Even so, both the literal interpretation and the underlying purpose of the provision suggest that the requirement is met as long as a future direct sale of the asset would be taxable in Chile.
Likewise, in the reverse scenario, where a Chilean taxpayer contributes a foreign asset to a foreign entity, the loss of taxing rights is not necessarily absolute. If the recipient entity is controlled from Chile, and the asset generates passive income or income accrued in Chile, such income may still be subject to Chilean taxation.
Assessing whether Chile’s taxing rights are affected may involve complex considerations regarding timing, mechanisms and the corporate level at which such rights are impacted.
From a substantive perspective, it may be helpful to record within the corporate documentation of the reorganisation that the tax treatment of Chilean assets remains unchanged and that any potential future disposition would remain taxable in Chile at any level. This could serve as a strong argument in support of applying the tax-neutral regime to the transaction.
That said, while a purely substantive approach may appear to enable a broad range of reorganisations in theory, it is essential to recall that the purpose of the rule is to preserve Chile’s taxing rights, and to allow and regulate international business reorganisations with a focus on preventing the erosion of Chilean taxing rights.
On the other hand, the legitimate business purpose requirement serves as a substance-over-form safeguard, empowering the SII to challenge reorganisations that are solely motivated by tax considerations, particularly where the sole purpose is to avoid taxation.
A legitimate business purpose has been a longstanding requirement of the reorganisation rule, but until Law 21,713, it lacked a legal definition and was addressed only in abstract terms by the Chilean SII. The new law defines it as any purpose aimed at improving business conditions, such as obtaining financing, mitigating risks or increasing efficiency, as long as it is not exclusively tax driven.
Key takeaways
Law 21,713 expressly regulates international tax-neutral reorganisations. The legal requirements established are consistent with the historic interpretation upheld by the SII.
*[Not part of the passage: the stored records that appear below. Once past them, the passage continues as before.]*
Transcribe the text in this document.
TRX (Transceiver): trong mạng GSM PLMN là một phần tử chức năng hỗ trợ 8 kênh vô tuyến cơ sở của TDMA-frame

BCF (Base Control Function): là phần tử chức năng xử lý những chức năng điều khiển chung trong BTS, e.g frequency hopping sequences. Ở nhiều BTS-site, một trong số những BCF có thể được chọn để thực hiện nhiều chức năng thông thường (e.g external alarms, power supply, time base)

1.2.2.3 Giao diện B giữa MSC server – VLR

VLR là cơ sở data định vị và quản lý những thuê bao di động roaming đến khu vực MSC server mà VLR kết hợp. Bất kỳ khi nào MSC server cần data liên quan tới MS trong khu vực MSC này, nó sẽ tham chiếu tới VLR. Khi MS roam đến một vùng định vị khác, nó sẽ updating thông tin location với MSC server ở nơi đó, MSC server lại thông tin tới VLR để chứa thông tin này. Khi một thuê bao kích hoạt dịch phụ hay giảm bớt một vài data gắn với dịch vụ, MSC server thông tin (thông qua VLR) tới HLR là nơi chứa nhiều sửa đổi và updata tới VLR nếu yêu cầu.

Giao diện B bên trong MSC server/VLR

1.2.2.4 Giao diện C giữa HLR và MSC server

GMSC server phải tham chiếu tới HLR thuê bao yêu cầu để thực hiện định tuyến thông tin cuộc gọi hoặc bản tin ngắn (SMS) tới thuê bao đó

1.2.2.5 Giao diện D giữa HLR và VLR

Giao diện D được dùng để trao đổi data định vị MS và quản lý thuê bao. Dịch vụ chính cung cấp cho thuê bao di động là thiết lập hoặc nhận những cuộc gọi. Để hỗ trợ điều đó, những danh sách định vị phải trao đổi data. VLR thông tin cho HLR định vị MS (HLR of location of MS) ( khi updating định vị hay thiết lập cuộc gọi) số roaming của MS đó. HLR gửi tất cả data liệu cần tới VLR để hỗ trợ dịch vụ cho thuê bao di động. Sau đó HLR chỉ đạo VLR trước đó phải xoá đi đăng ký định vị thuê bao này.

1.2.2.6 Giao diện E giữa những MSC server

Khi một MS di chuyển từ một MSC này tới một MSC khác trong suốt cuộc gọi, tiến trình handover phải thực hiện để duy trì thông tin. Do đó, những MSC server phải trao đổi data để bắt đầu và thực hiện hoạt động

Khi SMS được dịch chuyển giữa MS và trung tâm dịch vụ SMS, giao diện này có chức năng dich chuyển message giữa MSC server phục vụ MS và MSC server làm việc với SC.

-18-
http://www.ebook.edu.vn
The international reorganisation rule is aimed at preserving Chile’s taxing rights in the context of cross-border reorganisations. The guiding principle is that the future disposal of an asset must remain subject to taxation in Chile.
Many cases appear straightforward, such as reorganisations involving assets located in Chile or where the recipient is a Chilean taxpayer.
However, there are cases where Chile’s taxing rights may not be immediately affected or only potentially affected in the future, which will likely require further legal developments and interpretations. In our view, the substantive test embedded in the legitimate business purpose requirement serves as a safeguard against an overly restrictive interpretation of the rule.